Setelah menyelesaikan 12 tahapan kegiatan melalui kerjasama EcoNusa dan LPSDN yang berlangsung pada semester kedua 2023, dua LKD telah terbentuk dan diberi nama Lembaga Pemantau dan Pelestarian Ekosistem Pesisir (LP2EP). LP2EP telah mendapat payung hukum yakni Peraturan Desa Jerowaru No. 11 Tahun 2023 tentang Lembaga Pemantau dan Pelestarian Ekosistem Pesisir Bale Langgak Segare dan Peraturan Desa Paremas No. 9 Tahun 2023 Tentang Lembaga Pemantauan dan Pelestarian Ekosistem Pesisir Bale Langgak Pesisi.
Sejumlah kegiatan berlangsung dalam upaya pembentukan LKD dan penyusunan aturan desa, yang terdiri dari 3 pertemuan audiensi, 1 pertemuan sosialisasi rencana kerja, 2 kegiatan penyusunan Ranperdes, 2 kegiatan penyempurnaan, 1 kegiatan harmonisasi dan sinkronisasi, 1 pembahasan final dan penetapan, dan diseminasi peraturan desa. Salinan Perdes ini telah diperbanyak dan didistribusikan oleh Pemerintah Desa Jerowaru dan Pemerintah Desa Pare Mas kepada masyarakat dan perangkat desa termasuk Kepala Dusun, Badan Permusyawaratan Desa (BPD), Lembaga Kemasyarakatan Desa (LKD) seperti LPMD, PKK, Posyandu, Karang Taruna, dan Pemangku Adat. Kemudian struktur pengurus LKD LP2EP telah ditetapkan oleh masing-masing Pemerintah Desa, yakni terdiri dari Ketua, Sekretaris, dan Bendahara.

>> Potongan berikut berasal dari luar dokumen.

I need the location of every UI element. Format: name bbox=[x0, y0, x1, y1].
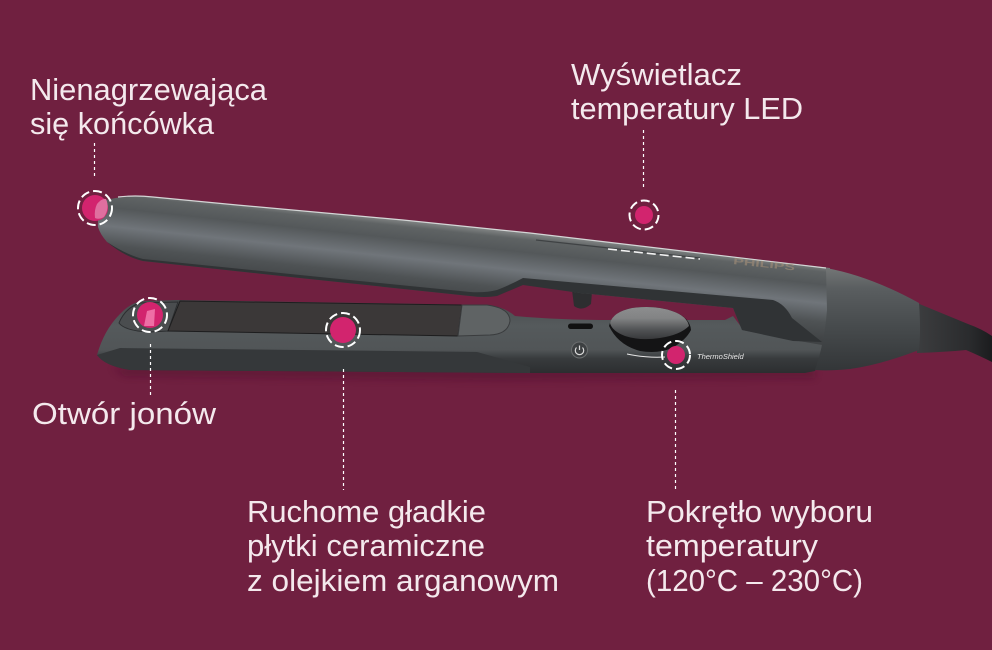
marker: temperature dial bbox=[662, 341, 690, 369]
label: LED display bbox=[571, 57, 803, 126]
ThermoShield logo: ThermoShield bbox=[697, 352, 745, 361]
ion outlet recess bbox=[119, 302, 178, 332]
LED display strip bbox=[536, 240, 700, 259]
label: temperature dial: temperatury bbox=[646, 528, 819, 563]
label: ceramic plates: z olejkiem arganowym bbox=[247, 563, 559, 598]
Philips logo: PHILIPS bbox=[733, 256, 795, 272]
label: non-heating tip: Nienagrzewająca bbox=[30, 72, 268, 107]
lower arm bbox=[97, 300, 830, 373]
label: non-heating tip bbox=[30, 72, 268, 141]
dial scale bbox=[627, 354, 665, 357]
collar bbox=[815, 268, 920, 370]
label: temperature dial: Pokrętło wyboru bbox=[646, 494, 873, 529]
label: ceramic plates: płytki ceramiczne bbox=[247, 528, 485, 563]
label: ceramic plates bbox=[247, 494, 559, 598]
upper arm bbox=[98, 196, 830, 345]
marker: ion outlet bbox=[133, 298, 167, 332]
label: temperature dial bbox=[646, 494, 873, 598]
label: LED display: temperatury LED bbox=[571, 91, 803, 126]
shadow bbox=[112, 368, 815, 380]
pivot bbox=[572, 290, 592, 309]
label: non-heating tip: się końcówka bbox=[30, 106, 215, 141]
temperature knob bbox=[609, 307, 691, 352]
power button bbox=[572, 342, 588, 358]
label: temperature dial: (120°C – 230°C) bbox=[646, 563, 863, 598]
ceramic plate bbox=[168, 301, 462, 336]
label: ion outlet: Otwór jonów bbox=[32, 396, 217, 431]
marker: ceramic plates bbox=[326, 313, 360, 347]
marker: LED display bbox=[630, 200, 658, 230]
leader lines bbox=[94, 130, 676, 490]
marker: non-heating tip bbox=[78, 191, 112, 225]
label: ceramic plates: Ruchome gładkie bbox=[247, 494, 486, 529]
LED slot bbox=[568, 324, 593, 329]
hair straightener bbox=[97, 196, 992, 380]
cord bbox=[917, 303, 992, 362]
label: LED display: Wyświetlacz bbox=[571, 57, 742, 92]
plate end pad bbox=[458, 305, 510, 336]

Read Also: Masyarakat Pesisir di Tengah Kemiskinan, Tambang, dan Pemanasan Global
Pasca-penerbitan Peraturan Desa, Pemerintah Daerah telah menyatakan secara tertulis dukungan bagi LKD LP2EP yang baru terbentuk ini. Camat Jerowaru sebagai bagian dari unsur Satuan Kerja Perangkat Daerah (SKPD) Kabupaten Lombok Timur, Pemerintah Desa Jerowaru, dan Pemerintah Desa Pare Mas telah menerbitkan surat dukungan untuk kegiatan LKD LP2EP ke depan dalam bentuk penyusunan kebijakan, penugasan personil dan alokasi anggaran dalam setiap tahun anggaran APBD Kabupaten Lombok Timur, APBDes Jerowaru dan Pare Mas. Harapannya dana tersebut dapat digunakan untuk pengembangan program lingkungan dan pemberdayaan masyarakat.
Peraturan Desa yang dibentuk saat ini hanya sebatas pada pembentukan LKD LP2EP. Dengan demikian, untuk menguatkan LKD LP2EP yang terbentuk masih perlu diinisiasi peraturan baru mencakup tata cara pemilihan, penetapan dan pemberhentian pengurus, termasuk acuan kerja sama dengan berbagai lembaga. Pihak-pihak lainnya yang berniat mendukung pelestarian pesisir Teluk Jor perlu memberikan dukungan termasuk dalam bentuk pendanaan untuk LKD LP2EP dapat berkembang dari sisi kelembagaan, program dan implementasi kegiatan.